En el rincón de mis tetas

A los doce años, cuando por primera vez notó que todas sus amigas ya tenían tetas y ella no, la autora de esta nota le imploró a Dios que le crecieran. Y le salieron, pero chicas. Ahora, de adulta, intenta que el tamaño no la atormente. Fantaseó con operarse, preguntó a novios y ex novios qué pensaban, habló con cirujanos e investigó sobre la experiencia de implantarse siliconas. Al final, se compró unas falsas que viajaron desde su Colombia natal a la Argentina. Alejandra Torrijos se calza la prótesis, sale a la calle y cuenta que se siente andar por la vida con tetas grandes.

Intento que el tamaño de mis tetas no me atormente. 

No puedo. 

Cuando salgo a la calle, cuando estoy con amigas, con conocidas, cuando me presentan a una mujer, lo primero que miro son las tetas. Si se les marca o no el pezón a través de la remera, si es grueso, pequeño, puntudo. Miro el tamaño, si son chicas pero paraditas, si se ven duras; si están muy separadas o unidas, si son flácidas, si se les forma una línea en el escote. Siempre, de todas, pienso que son más lindas que las mías. 

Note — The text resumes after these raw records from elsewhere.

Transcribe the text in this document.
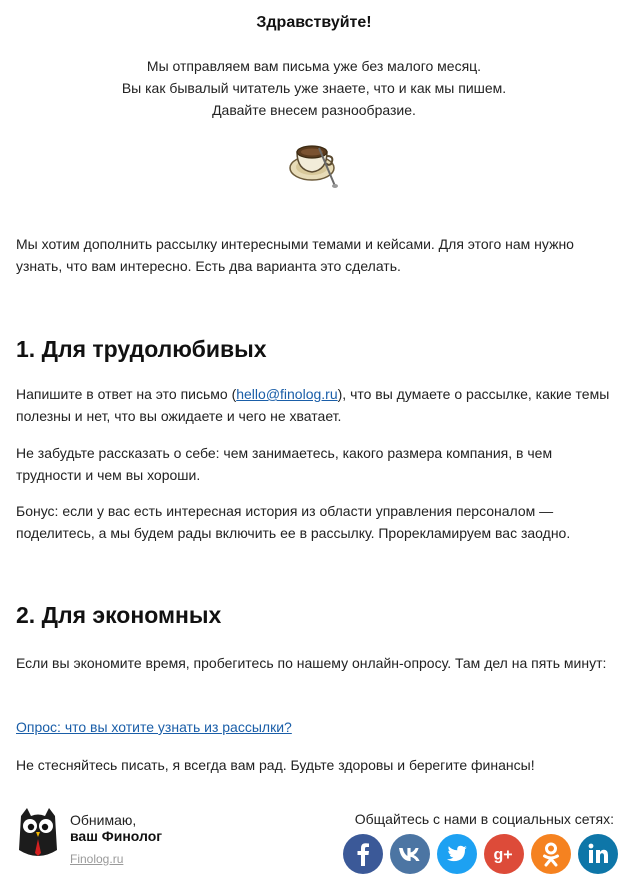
Здравствуйте!
Мы отправляем вам письма уже без малого месяц.
Вы как бывалый читатель уже знаете, что и как мы пишем.
Давайте внесем разнообразие.
Мы хотим дополнить рассылку интересными темами и кейсами. Для этого нам нужно узнать, что вам интересно. Есть два варианта это сделать.
1. Для трудолюбивых
Напишите в ответ на это письмо (hello@finolog.ru), что вы думаете о рассылке, какие темы полезны и нет, что вы ожидаете и чего не хватает.
Не забудьте рассказать о себе: чем занимаетесь, какого размера компания, в чем трудности и чем вы хороши.
Бонус: если у вас есть интересная история из области управления персоналом — поделитесь, а мы будем рады включить ее в рассылку. Прорекламируем вас заодно.
2. Для экономных
Если вы экономите время, пробегитесь по нашему онлайн-опросу. Там дел на пять минут:
Опрос: что вы хотите узнать из рассылки?
Не стесняйтесь писать, я всегда вам рад. Будьте здоровы и берегите финансы!
Обнимаю,
ваш Финолог
Finolog.ru
Общайтесь с нами в социальных сетях:
g+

En el verano fantaseo. Soy un pajero más que mira tetas. Que piensa en las tetas que vio en el día mientras coge. Imagino. Las tetas están ahí conmigo, acompañan el polvo, detallo un pezón suave, sutil, que apenas se prolonga, una aréola expandida, apenas marrón que se empieza a hinchar de lo caliente. Pienso que las agarro, luego pienso que son mías, que hacen parte de mi cuerpo. Me calienta lo que no tengo. En el sexo me permito incorrecciones. Quién me va a fiscalizar las fantasías. 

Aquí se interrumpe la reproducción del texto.